Gundlach believes that the effects of the COVID-19 are going to “be much more far-reaching.”

“There’s a myth that’s out there now that... we’re going to not close essential businesses, only non-essential businesses. There is no such thing as a non-essential business. To somebody who makes flower pots in a kiln in their backyard and sells them in a shop on Main Street, that business is an essential business to that person, and businesses are highly interconnected. And, I think that people fail to understand just how the knock-on effects of these things are going to manifest themeless in ways that we cannot even really imagine until it stares us in the face.”

‘Something like a depression scenario’

Elsewhere, Gundlach pointed to a recent CNBC interview with former Federal Reserve chair Ben Bernanke in which he asserted: “This is a very different animal than the Great Depression. The Great Depression, for one thing, lasted for 12 years, and it came from human problems: monetary and financial shocks that hit the system. This has some of the same feel of panic, some of the feel of volatility. It’s really much closer to a major snowstorm or a natural disaster than it is to a classic 1930s-style depression.”

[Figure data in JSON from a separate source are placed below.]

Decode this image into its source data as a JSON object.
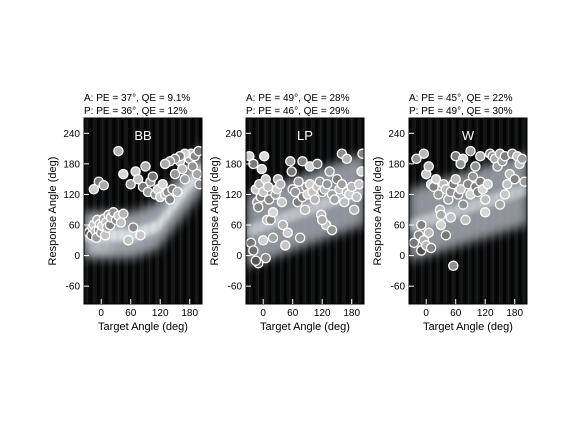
{
  "chart_data": [
    {
      "type": "scatter",
      "title": "BB",
      "stats": [
        "A: PE = 37°, QE = 9.1%",
        "P: PE = 36°, QE = 12%"
      ],
      "xlabel": "Target Angle (deg)",
      "ylabel": "Response Angle (deg)",
      "xlim": [
        -35,
        205
      ],
      "ylim": [
        -95,
        270
      ],
      "xticks": [
        0,
        60,
        120,
        180
      ],
      "yticks": [
        -60,
        0,
        60,
        120,
        180,
        240
      ],
      "xtick_labels": [
        "0",
        "60",
        "120",
        "180"
      ],
      "ytick_labels": [
        "-60",
        "0",
        "60",
        "120",
        "180",
        "240"
      ],
      "background": "density heatmap of predicted response distribution",
      "grid": false,
      "points": [
        [
          -25,
          45
        ],
        [
          -20,
          40
        ],
        [
          -18,
          55
        ],
        [
          -15,
          60
        ],
        [
          -12,
          48
        ],
        [
          -10,
          35
        ],
        [
          -8,
          70
        ],
        [
          -5,
          50
        ],
        [
          -3,
          62
        ],
        [
          0,
          45
        ],
        [
          2,
          58
        ],
        [
          5,
          72
        ],
        [
          8,
          40
        ],
        [
          10,
          65
        ],
        [
          12,
          55
        ],
        [
          15,
          80
        ],
        [
          18,
          60
        ],
        [
          20,
          75
        ],
        [
          25,
          85
        ],
        [
          30,
          70
        ],
        [
          35,
          78
        ],
        [
          40,
          65
        ],
        [
          45,
          82
        ],
        [
          -15,
          130
        ],
        [
          -5,
          145
        ],
        [
          5,
          138
        ],
        [
          35,
          205
        ],
        [
          45,
          160
        ],
        [
          55,
          30
        ],
        [
          60,
          140
        ],
        [
          65,
          55
        ],
        [
          70,
          165
        ],
        [
          75,
          150
        ],
        [
          80,
          40
        ],
        [
          85,
          135
        ],
        [
          90,
          175
        ],
        [
          95,
          125
        ],
        [
          100,
          145
        ],
        [
          105,
          155
        ],
        [
          110,
          120
        ],
        [
          115,
          130
        ],
        [
          120,
          115
        ],
        [
          125,
          140
        ],
        [
          130,
          120
        ],
        [
          135,
          125
        ],
        [
          140,
          110
        ],
        [
          145,
          130
        ],
        [
          150,
          160
        ],
        [
          155,
          125
        ],
        [
          160,
          185
        ],
        [
          165,
          170
        ],
        [
          170,
          150
        ],
        [
          175,
          195
        ],
        [
          180,
          190
        ],
        [
          183,
          200
        ],
        [
          186,
          175
        ],
        [
          190,
          195
        ],
        [
          195,
          160
        ],
        [
          200,
          140
        ],
        [
          198,
          205
        ],
        [
          170,
          200
        ],
        [
          160,
          195
        ],
        [
          150,
          190
        ],
        [
          140,
          185
        ],
        [
          130,
          180
        ]
      ]
    },
    {
      "type": "scatter",
      "title": "LP",
      "stats": [
        "A: PE = 49°, QE = 28%",
        "P: PE = 46°, QE = 29%"
      ],
      "xlabel": "Target Angle (deg)",
      "ylabel": "Response Angle (deg)",
      "xlim": [
        -35,
        205
      ],
      "ylim": [
        -95,
        270
      ],
      "xticks": [
        0,
        60,
        120,
        180
      ],
      "yticks": [
        -60,
        0,
        60,
        120,
        180,
        240
      ],
      "xtick_labels": [
        "0",
        "60",
        "120",
        "180"
      ],
      "ytick_labels": [
        "-60",
        "0",
        "60",
        "120",
        "180",
        "240"
      ],
      "background": "density heatmap of predicted response distribution",
      "grid": false,
      "points": [
        [
          -28,
          195
        ],
        [
          -20,
          180
        ],
        [
          -15,
          130
        ],
        [
          -12,
          105
        ],
        [
          -10,
          95
        ],
        [
          -8,
          140
        ],
        [
          -5,
          115
        ],
        [
          -3,
          170
        ],
        [
          0,
          125
        ],
        [
          2,
          195
        ],
        [
          5,
          150
        ],
        [
          8,
          70
        ],
        [
          10,
          135
        ],
        [
          12,
          110
        ],
        [
          -25,
          25
        ],
        [
          -20,
          10
        ],
        [
          -10,
          -15
        ],
        [
          0,
          30
        ],
        [
          5,
          -5
        ],
        [
          15,
          70
        ],
        [
          20,
          85
        ],
        [
          25,
          120
        ],
        [
          28,
          130
        ],
        [
          30,
          150
        ],
        [
          35,
          140
        ],
        [
          38,
          105
        ],
        [
          40,
          60
        ],
        [
          45,
          20
        ],
        [
          50,
          45
        ],
        [
          55,
          185
        ],
        [
          58,
          165
        ],
        [
          60,
          130
        ],
        [
          65,
          125
        ],
        [
          70,
          105
        ],
        [
          72,
          145
        ],
        [
          75,
          35
        ],
        [
          80,
          115
        ],
        [
          85,
          90
        ],
        [
          88,
          135
        ],
        [
          90,
          120
        ],
        [
          95,
          140
        ],
        [
          100,
          125
        ],
        [
          105,
          110
        ],
        [
          110,
          135
        ],
        [
          115,
          145
        ],
        [
          118,
          80
        ],
        [
          120,
          125
        ],
        [
          125,
          130
        ],
        [
          128,
          60
        ],
        [
          130,
          140
        ],
        [
          135,
          165
        ],
        [
          140,
          120
        ],
        [
          145,
          110
        ],
        [
          150,
          150
        ],
        [
          155,
          130
        ],
        [
          160,
          140
        ],
        [
          165,
          105
        ],
        [
          170,
          125
        ],
        [
          175,
          120
        ],
        [
          180,
          135
        ],
        [
          185,
          90
        ],
        [
          190,
          115
        ],
        [
          195,
          140
        ],
        [
          200,
          165
        ],
        [
          202,
          200
        ],
        [
          160,
          200
        ],
        [
          170,
          190
        ],
        [
          80,
          185
        ],
        [
          95,
          175
        ],
        [
          110,
          180
        ],
        [
          120,
          70
        ],
        [
          140,
          50
        ],
        [
          20,
          35
        ],
        [
          -15,
          -10
        ]
      ]
    },
    {
      "type": "scatter",
      "title": "W",
      "stats": [
        "A: PE = 45°, QE = 22%",
        "P: PE = 49°, QE = 30%"
      ],
      "xlabel": "Target Angle (deg)",
      "ylabel": "Response Angle (deg)",
      "xlim": [
        -35,
        205
      ],
      "ylim": [
        -95,
        270
      ],
      "xticks": [
        0,
        60,
        120,
        180
      ],
      "yticks": [
        -60,
        0,
        60,
        120,
        180,
        240
      ],
      "xtick_labels": [
        "0",
        "60",
        "120",
        "180"
      ],
      "ytick_labels": [
        "-60",
        "0",
        "60",
        "120",
        "180",
        "240"
      ],
      "background": "density heatmap of predicted response distribution",
      "grid": false,
      "points": [
        [
          -25,
          25
        ],
        [
          -15,
          40
        ],
        [
          -10,
          10
        ],
        [
          -5,
          30
        ],
        [
          0,
          20
        ],
        [
          5,
          45
        ],
        [
          10,
          15
        ],
        [
          -20,
          190
        ],
        [
          -5,
          200
        ],
        [
          0,
          160
        ],
        [
          5,
          175
        ],
        [
          10,
          140
        ],
        [
          15,
          135
        ],
        [
          20,
          150
        ],
        [
          25,
          120
        ],
        [
          28,
          90
        ],
        [
          30,
          80
        ],
        [
          35,
          140
        ],
        [
          40,
          130
        ],
        [
          45,
          110
        ],
        [
          50,
          125
        ],
        [
          55,
          140
        ],
        [
          60,
          150
        ],
        [
          65,
          120
        ],
        [
          70,
          130
        ],
        [
          75,
          100
        ],
        [
          80,
          70
        ],
        [
          85,
          140
        ],
        [
          90,
          120
        ],
        [
          95,
          155
        ],
        [
          100,
          135
        ],
        [
          105,
          125
        ],
        [
          110,
          145
        ],
        [
          115,
          130
        ],
        [
          120,
          110
        ],
        [
          125,
          140
        ],
        [
          130,
          200
        ],
        [
          135,
          195
        ],
        [
          140,
          190
        ],
        [
          145,
          175
        ],
        [
          150,
          200
        ],
        [
          155,
          185
        ],
        [
          160,
          195
        ],
        [
          165,
          140
        ],
        [
          170,
          160
        ],
        [
          175,
          200
        ],
        [
          180,
          150
        ],
        [
          185,
          195
        ],
        [
          190,
          180
        ],
        [
          195,
          190
        ],
        [
          200,
          145
        ],
        [
          60,
          195
        ],
        [
          75,
          190
        ],
        [
          90,
          205
        ],
        [
          110,
          195
        ],
        [
          120,
          85
        ],
        [
          150,
          100
        ],
        [
          160,
          120
        ],
        [
          30,
          60
        ],
        [
          40,
          40
        ],
        [
          50,
          75
        ],
        [
          55,
          -20
        ],
        [
          -10,
          60
        ],
        [
          70,
          180
        ],
        [
          100,
          175
        ]
      ]
    }
  ]
}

“A terrible snowstorm lasts about a week. So, no, it’s not a snowstorm,” Gundlach, a native of Buffalo, New York, said. “We’ve already been shut down for three weeks, and we have another four weeks coming, for fully seven weeks, which is about, you know, that’s getting to be about 15% of the year.”

“Actually, this does look at least as a temporary setback, something like a depression scenario,” Gundlach said, pointing to St. Louis Fed President James Bullard’s recent projection of unemployment hitting 30%.

“It’s very difficult to see how we won’t get double-digit unemployment very, very quickly.”